Ketua Badan Eksekutif Mahasiswa Fakultas Hukum Universitas Bososwa (BEM FH Unibos) Ewaldo Aziz, mengatakan kegagalan pemerintah dalam penanganan pandemi covid-19 harus dimaknai adanya urgensi untuk mengevaluasi kebijakan yang selama ini telah di keluarkan, guna menciptakan penerapan langkah-langkah yang tepat ke depannya. Dalam pandemi covid-19 pemerintah menetapkan kebijakan dari PSBB, PPKM Darurat hingga PPKM level IV sebagai solusi dalam penanganan pandemi.
”Namun hingga saat ini masih belum terlihat hasil signifikan dari penerapan PSBB maupun PPKM. Dapat dilihat bahwa peraturan PSBB hingga PPKM cenderung dilematis dan inkonsisten. Pelaksanaan PPKM yang tidak efektif diakibatkan banyaknya pengecualian yang ditetapkan oleh pemerintah, terkhusus dalam berbagai lapisan masyarakat,” ujar Ewaldo.

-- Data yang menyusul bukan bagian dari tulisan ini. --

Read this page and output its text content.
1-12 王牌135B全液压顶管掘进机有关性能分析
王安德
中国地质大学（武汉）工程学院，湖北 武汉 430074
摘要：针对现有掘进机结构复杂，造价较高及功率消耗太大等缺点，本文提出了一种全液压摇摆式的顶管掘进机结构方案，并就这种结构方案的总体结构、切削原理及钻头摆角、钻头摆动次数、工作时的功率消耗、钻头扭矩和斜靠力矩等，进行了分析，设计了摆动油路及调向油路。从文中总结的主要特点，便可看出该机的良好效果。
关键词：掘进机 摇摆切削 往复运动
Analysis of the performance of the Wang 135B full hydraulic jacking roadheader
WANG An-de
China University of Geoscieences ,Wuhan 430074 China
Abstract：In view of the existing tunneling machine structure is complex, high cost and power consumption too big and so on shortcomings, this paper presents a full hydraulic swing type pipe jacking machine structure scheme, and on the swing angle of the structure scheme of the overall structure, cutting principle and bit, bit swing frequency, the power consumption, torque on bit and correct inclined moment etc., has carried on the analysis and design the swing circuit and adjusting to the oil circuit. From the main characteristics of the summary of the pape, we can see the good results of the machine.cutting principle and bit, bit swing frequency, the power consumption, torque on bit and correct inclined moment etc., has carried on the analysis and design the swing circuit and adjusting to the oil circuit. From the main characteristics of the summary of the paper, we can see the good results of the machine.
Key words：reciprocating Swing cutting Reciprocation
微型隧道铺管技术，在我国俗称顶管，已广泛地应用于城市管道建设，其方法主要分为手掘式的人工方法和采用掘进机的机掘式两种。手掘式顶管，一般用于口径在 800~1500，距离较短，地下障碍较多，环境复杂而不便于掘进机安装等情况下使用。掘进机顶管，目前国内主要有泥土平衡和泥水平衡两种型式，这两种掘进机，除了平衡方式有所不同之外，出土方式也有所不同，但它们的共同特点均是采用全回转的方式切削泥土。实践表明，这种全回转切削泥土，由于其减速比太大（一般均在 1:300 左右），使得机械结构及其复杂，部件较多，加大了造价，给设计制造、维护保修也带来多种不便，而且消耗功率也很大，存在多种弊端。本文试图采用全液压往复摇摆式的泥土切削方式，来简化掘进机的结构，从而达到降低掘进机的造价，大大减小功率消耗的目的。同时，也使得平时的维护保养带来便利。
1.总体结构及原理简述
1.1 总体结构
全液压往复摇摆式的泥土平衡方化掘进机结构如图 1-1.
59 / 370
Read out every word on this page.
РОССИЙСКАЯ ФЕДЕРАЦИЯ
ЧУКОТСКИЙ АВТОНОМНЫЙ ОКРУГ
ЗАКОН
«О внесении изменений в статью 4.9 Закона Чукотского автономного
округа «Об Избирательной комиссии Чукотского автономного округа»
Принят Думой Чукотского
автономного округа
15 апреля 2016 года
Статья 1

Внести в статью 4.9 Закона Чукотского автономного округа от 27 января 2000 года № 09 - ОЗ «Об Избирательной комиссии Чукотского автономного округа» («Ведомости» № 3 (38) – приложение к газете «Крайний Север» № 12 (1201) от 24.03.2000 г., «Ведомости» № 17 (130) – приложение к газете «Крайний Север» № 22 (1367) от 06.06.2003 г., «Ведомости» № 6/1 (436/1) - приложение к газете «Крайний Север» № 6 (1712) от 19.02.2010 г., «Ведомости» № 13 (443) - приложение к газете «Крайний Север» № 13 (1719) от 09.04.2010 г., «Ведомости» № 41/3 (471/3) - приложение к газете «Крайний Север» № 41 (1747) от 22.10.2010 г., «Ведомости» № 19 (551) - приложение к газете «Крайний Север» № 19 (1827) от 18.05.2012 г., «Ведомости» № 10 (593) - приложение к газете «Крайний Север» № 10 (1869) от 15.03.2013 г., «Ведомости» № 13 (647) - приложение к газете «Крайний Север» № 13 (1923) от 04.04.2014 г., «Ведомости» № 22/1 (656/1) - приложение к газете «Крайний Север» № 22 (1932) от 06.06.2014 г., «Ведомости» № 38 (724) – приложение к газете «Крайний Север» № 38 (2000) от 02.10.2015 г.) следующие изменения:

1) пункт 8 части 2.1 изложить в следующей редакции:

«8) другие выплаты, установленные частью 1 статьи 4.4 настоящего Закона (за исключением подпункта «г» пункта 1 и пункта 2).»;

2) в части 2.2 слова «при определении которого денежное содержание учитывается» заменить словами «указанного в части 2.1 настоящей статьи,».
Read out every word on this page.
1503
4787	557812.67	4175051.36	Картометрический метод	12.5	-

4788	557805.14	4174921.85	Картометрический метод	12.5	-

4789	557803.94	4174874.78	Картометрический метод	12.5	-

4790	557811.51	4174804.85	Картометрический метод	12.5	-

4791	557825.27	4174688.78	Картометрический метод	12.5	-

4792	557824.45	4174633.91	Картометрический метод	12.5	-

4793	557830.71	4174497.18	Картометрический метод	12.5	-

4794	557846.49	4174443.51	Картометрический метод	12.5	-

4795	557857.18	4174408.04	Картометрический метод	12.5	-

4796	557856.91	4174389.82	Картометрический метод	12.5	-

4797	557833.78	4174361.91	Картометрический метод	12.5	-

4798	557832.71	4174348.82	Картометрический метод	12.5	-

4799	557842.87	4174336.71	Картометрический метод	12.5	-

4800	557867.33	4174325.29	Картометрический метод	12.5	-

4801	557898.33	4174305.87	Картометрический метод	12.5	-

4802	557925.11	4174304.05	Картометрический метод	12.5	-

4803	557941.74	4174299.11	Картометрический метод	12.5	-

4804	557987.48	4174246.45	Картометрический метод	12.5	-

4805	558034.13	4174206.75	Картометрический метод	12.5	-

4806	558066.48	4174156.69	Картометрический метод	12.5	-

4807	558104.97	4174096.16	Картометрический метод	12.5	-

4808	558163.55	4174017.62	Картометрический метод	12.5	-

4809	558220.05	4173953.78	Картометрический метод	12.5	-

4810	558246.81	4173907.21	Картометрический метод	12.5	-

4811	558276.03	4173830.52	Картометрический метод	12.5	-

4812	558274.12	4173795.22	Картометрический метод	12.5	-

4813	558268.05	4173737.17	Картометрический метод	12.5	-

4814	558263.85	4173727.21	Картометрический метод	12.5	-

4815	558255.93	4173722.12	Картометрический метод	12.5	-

Ditambahkan Ewaldo, sering dijumpai di tengah masyarakat adanya aspek kriminalisasi bagi masyarakat yang dianggap melanggar protokol kesehatan selama PPKM. ”Pertanyaannya, apakah pemerintah juga sudah sepenuhnya merealisasikan amanat UU Kekarantinaan Kesehatan?” tandasnya.
Berdasarkan Undang-Undang Nomor 6 Tahun 2018 tentang Kekarantinaan Kesehatan, salah satu kewajiban pemerintah dalam menerapkan kebijakan karantina wilayah (termasuk PSBB, PPKM Darurat, PPKM Level IV) pemerintah wajib memenuhi kebutuhan hidup dasar masyarakat. Termasuk makanan bagi hewan ternak warga. Dalam hal ini karantina wilayah dapat dilakukan jika dalam situasi kesehatan masyarakat dikategorikan darurat, dan salah satunya adalah karena wabah virus yang menular.
”Hal tersebut nyata bahwa pemerintah telah melakukan tindakan yang kontraproduktif karena hanya menggaung-gaungkan ancaman hukuman, tetapi tanggung jawab pemenuhan kebutuhan masyarakat tak pernah bisa terealisasi dengan baik,” jelasnya.
Untuk itu, menurut Ewaldo, di tengah pemberlakuan PPKM ini, serta berbagai kebijakan yang tak sesuai dengan kepentingan masyarakat, pemerintah telah menciderai aspek-aspek demokrasi. Juga menciderai amanat UUD 1945.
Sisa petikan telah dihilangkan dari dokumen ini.